A new survey from LevelBlue has found that a majority of Chief Technology Officers (CTOs) believe the human-related elements of their cybersecurity strategies are falling short. These concerns are exacerbated by the emergence of new threats, such as AI-assisted attacks.
“CTOs have identified a serious need for cybersecurity education across the enterprise,” LevelBlue says. “As many as 60% believe it is becoming more difficult for employees to discern genuine interactions from fake, which poses a significant threat to defenses. Little wonder that over the next 12 months the top four most likely types of attack all arise from workforce vulnerabilities. For example, 57% say ransomware attacks are imminent, and 50% say the same about business email compromise.”
The researchers also say that workforce security education should be aligned with business goals in order to ensure that the rest of the executive suite understands the benefits.

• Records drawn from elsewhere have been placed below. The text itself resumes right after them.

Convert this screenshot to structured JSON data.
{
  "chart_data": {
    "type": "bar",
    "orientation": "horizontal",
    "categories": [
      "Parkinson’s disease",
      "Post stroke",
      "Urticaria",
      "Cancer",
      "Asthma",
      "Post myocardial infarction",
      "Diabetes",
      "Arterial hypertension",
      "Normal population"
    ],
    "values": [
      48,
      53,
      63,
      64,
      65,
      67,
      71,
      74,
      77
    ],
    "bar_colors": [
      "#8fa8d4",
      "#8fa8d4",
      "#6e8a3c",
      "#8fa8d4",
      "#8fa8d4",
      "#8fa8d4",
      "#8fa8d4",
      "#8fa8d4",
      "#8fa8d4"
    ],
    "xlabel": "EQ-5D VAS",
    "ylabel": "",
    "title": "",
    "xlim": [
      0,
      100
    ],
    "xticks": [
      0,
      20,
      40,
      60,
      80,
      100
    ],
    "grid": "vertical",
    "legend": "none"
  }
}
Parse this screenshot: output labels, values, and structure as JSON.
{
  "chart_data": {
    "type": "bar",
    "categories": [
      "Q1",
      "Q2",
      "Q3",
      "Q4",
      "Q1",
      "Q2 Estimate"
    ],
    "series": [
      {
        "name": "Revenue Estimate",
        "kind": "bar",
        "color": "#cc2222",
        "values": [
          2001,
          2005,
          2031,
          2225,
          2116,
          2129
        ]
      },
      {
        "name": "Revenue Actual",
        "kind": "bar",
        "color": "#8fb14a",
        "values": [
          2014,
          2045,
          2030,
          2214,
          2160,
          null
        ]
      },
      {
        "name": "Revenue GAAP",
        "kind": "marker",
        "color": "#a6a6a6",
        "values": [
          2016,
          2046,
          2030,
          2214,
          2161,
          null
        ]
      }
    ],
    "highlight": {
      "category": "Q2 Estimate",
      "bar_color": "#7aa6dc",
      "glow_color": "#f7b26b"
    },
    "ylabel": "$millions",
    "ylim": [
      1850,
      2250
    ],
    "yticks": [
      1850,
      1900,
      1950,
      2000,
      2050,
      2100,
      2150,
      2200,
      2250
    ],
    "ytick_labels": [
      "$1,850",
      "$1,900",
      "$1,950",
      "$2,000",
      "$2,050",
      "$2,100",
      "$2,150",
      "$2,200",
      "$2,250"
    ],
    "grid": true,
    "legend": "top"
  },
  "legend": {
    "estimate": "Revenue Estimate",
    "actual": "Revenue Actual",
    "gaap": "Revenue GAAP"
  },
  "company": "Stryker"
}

“The data also shows that better alignment of company leadership on the realities of cyber resilience will be essential to prepare for new and emerging cyber threats,” the report says. “Whereas 42% of CTOs say they are investing significantly in cyber-resilience processes across the business, just 33% of the total sample say the same. This gap indicates the ambitious nature of CTOs’ plans for a more unified organization. To achieve this alignment, CTOs should focus on calibrating cybersecurity risk management with business risk appetite (more than a third describe current measures as stalling or ineffective) and defining metrics and KPIs that connect cybersecurity with business outcomes (33% say current efforts are inadequate).”